We have a distributed setup with slaves monitoring various localised
networks. The contact should only be able to see the hostgroups that
fall under one of those local networks - which are defined on the host
groups hierarchy page (the drag n drop thing - very cool by the way).

As it stands they can see other hostgroups - and therefore other networks.

> Which version of Opsview is this?

We're running 3.0.2. Why haven't we upgraded? Because - apart from
this issue - it's been rock solid and does all that we need. And the
upgrade from 2.14 was - for whatever reason - something I don't wish
to repeat unless absolutely necessary.

> The Nagios screens use the Nagios authentication parameters to return
> the list of hosts/services that the contact can see (based on contact
> groups).

How do you distinguish those - they have cgi instead of status in the URL ?
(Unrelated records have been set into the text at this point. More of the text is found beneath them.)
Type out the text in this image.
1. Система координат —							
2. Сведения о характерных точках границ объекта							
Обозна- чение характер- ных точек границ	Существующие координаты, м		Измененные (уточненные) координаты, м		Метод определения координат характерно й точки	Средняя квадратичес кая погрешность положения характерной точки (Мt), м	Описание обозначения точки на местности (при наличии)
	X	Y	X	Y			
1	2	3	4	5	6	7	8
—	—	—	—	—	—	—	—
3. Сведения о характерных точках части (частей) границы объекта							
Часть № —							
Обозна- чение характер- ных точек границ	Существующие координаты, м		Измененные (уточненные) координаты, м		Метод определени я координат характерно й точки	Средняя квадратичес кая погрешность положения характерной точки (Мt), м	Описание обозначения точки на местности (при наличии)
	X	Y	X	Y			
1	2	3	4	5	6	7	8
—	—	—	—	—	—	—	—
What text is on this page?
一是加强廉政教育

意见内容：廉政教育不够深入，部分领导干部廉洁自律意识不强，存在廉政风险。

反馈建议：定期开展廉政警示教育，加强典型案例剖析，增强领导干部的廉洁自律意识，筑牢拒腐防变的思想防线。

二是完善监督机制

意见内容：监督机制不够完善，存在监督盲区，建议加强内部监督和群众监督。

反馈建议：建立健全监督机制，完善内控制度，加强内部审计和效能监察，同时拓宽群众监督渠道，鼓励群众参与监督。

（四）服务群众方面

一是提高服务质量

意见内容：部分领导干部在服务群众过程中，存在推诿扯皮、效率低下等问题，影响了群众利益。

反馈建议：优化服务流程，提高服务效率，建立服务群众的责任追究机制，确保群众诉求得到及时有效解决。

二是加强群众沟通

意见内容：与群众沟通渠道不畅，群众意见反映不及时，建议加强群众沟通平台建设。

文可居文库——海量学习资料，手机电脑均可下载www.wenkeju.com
> The /status pages return back the list of services joined with the
> opsview_contact_services table which gives a list of all the services
> that a particular contact can see. This table is generated at reload
> time.

Aha - I see. I am in the process of re-creating this contact (I've
done this several times to no avail) so shall check this table against
service_object for any hosts it shouldn't be able to see. If so then
perhaps I could remove the offending rows manually ?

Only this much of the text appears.